Oddychał spokojnie, śpiąc na kanapie w salonie. Chłopcy rozsiedli się naokoło niego. Od incydentu na treningu, ich oczy nawet na chwilę nie opuściły maleństwa. Mieli dziwne przeczucie, że nieznajomy w jakiś sposób jest związany z Jungkookiem.
Jin był najbardziej zmartwiony. Nigdy nie widział młodszego w tak krytycznym stanie. Jungkook wyglądał, jakby za chwilę miało mu całkowicie zabraknąć tlenu. Cóż, dobrze, że teraz wszystko jest w porządku.

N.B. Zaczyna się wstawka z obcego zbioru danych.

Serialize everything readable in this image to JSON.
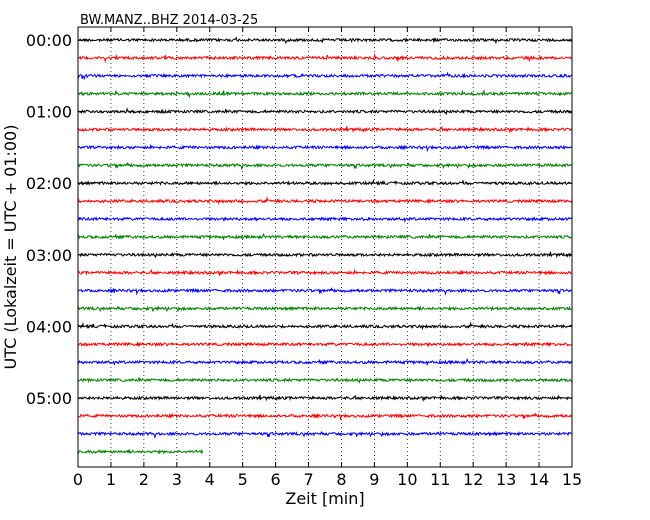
{
  "chart_data": {
    "type": "line",
    "title": "BW.MANZ..BHZ 2014-03-25",
    "xlabel": "Zeit  [min]",
    "ylabel": "UTC (Lokalzeit = UTC + 01:00)",
    "xlim": [
      0,
      15
    ],
    "x_ticks": [
      "0",
      "1",
      "2",
      "3",
      "4",
      "5",
      "6",
      "7",
      "8",
      "9",
      "10",
      "11",
      "12",
      "13",
      "14",
      "15"
    ],
    "y_ticks": [
      "00:00",
      "01:00",
      "02:00",
      "03:00",
      "04:00",
      "05:00"
    ],
    "grid": "vertical-dotted",
    "trace_colors": [
      "#000000",
      "#ff0000",
      "#0000ff",
      "#008000"
    ],
    "trace_count": 24,
    "last_trace_end_min": 3.8
  }
}
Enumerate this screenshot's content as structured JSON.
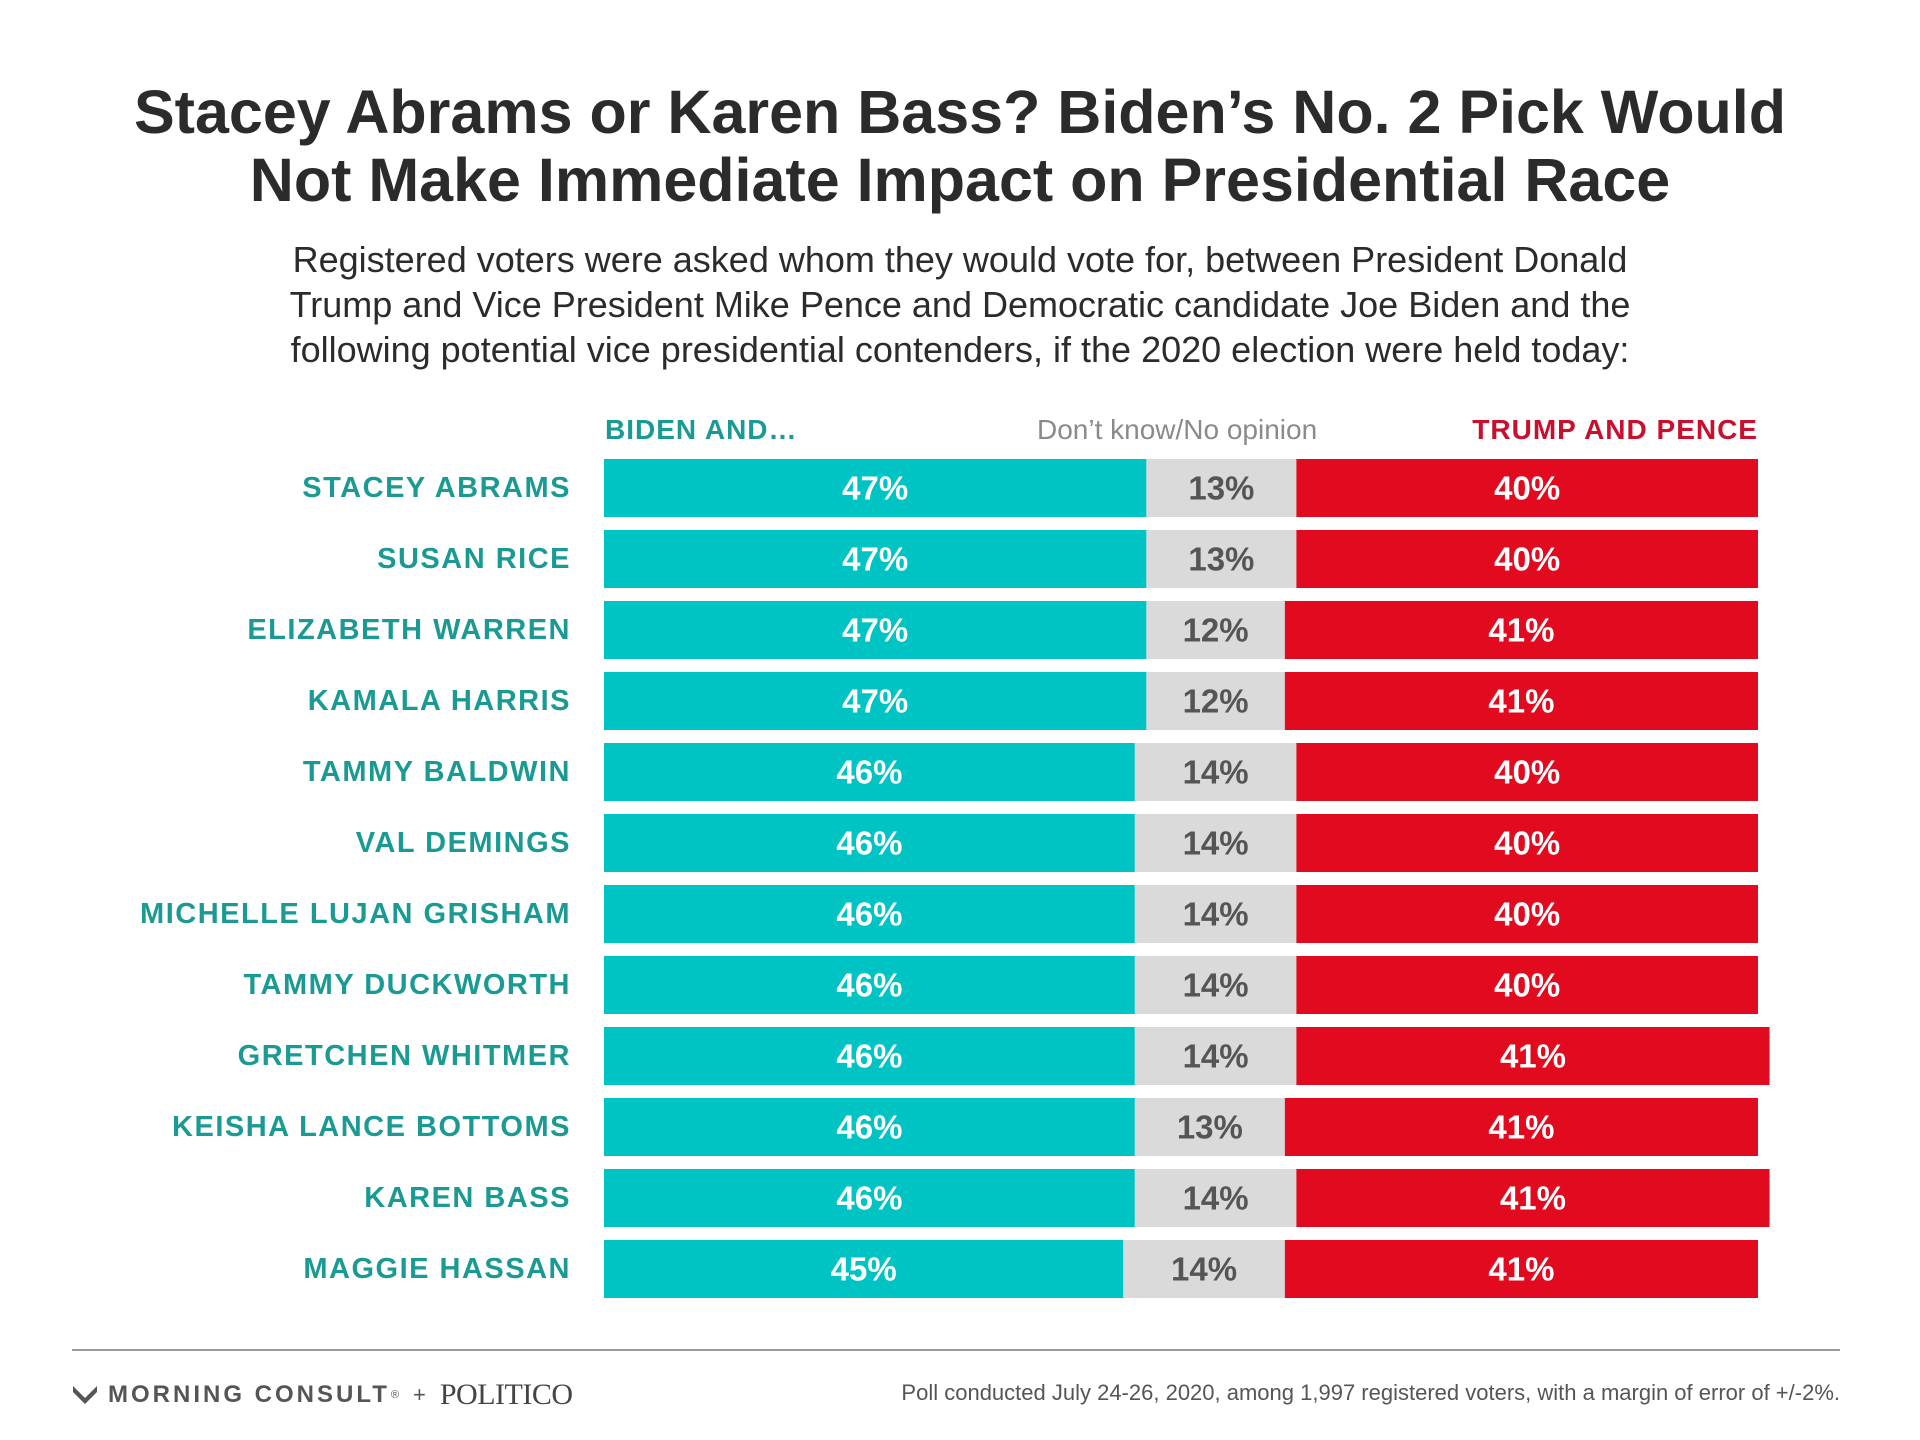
{
  "chart_data": {
    "type": "bar",
    "stacked": true,
    "orientation": "horizontal",
    "title": "Stacey Abrams or Karen Bass? Biden’s No. 2 Pick Would\nNot Make Immediate Impact on Presidential Race",
    "subtitle": "Registered voters were asked whom they would vote for, between President Donald\nTrump and Vice President Mike Pence and Democratic candidate Joe Biden and the\nfollowing potential vice presidential contenders, if the 2020 election were held today:",
    "categories": [
      "STACEY ABRAMS",
      "SUSAN RICE",
      "ELIZABETH WARREN",
      "KAMALA HARRIS",
      "TAMMY BALDWIN",
      "VAL DEMINGS",
      "MICHELLE LUJAN GRISHAM",
      "TAMMY DUCKWORTH",
      "GRETCHEN WHITMER",
      "KEISHA LANCE BOTTOMS",
      "KAREN BASS",
      "MAGGIE HASSAN"
    ],
    "series": [
      {
        "name": "BIDEN AND…",
        "color": "#00c4c4",
        "text_color": "#ffffff",
        "values": [
          47,
          47,
          47,
          47,
          46,
          46,
          46,
          46,
          46,
          46,
          46,
          45
        ]
      },
      {
        "name": "Don’t know/No opinion",
        "color": "#dadada",
        "text_color": "#555555",
        "values": [
          13,
          13,
          12,
          12,
          14,
          14,
          14,
          14,
          14,
          13,
          14,
          14
        ]
      },
      {
        "name": "TRUMP AND PENCE",
        "color": "#e10a1e",
        "text_color": "#ffffff",
        "values": [
          40,
          40,
          41,
          41,
          40,
          40,
          40,
          40,
          41,
          41,
          41,
          41
        ]
      }
    ],
    "value_suffix": "%",
    "xlim": [
      0,
      100
    ],
    "legend": "top",
    "grid": false
  },
  "footer": {
    "brand_left": "MORNING CONSULT",
    "brand_tm": "®",
    "plus": "+",
    "brand_right": "POLITICO",
    "note": "Poll conducted July 24-26, 2020, among 1,997 registered voters, with a margin of error of +/-2%."
  },
  "colors": {
    "label_teal": "#1a9a93",
    "title_text": "#2b2b2b"
  },
  "icons": {
    "brand_mark": "morning-consult-logo-icon"
  }
}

Zespół nie wstał nawet po coś do jedzenia, czekając aż Jungkook się zbudzi. Ich menadżer był wciąż na spotkaniu z CEO, na którym mieli przedyskutować stan chłopca i, oczywiście, jego przeszłość.
Pół godziny później Kookie powoli otworzył oczy. Chłopcy niemal natychmiast zerwali się z miejsc, podchodząc do niego. Rozejrzał się dookoła, jakby nie poznając miejsca. Przyjrzał się każdemu z członków zespołu.
Incydent z wcześniej odbił się mocno w umyśle chłopca, którego oczy otworzyły się szeroko z przerażenia. Nagle zaczął hiperwentylować. Jin poczuł falę paniki spływającą po nim, jednak opanował się i ruszył pocieszać młodszego.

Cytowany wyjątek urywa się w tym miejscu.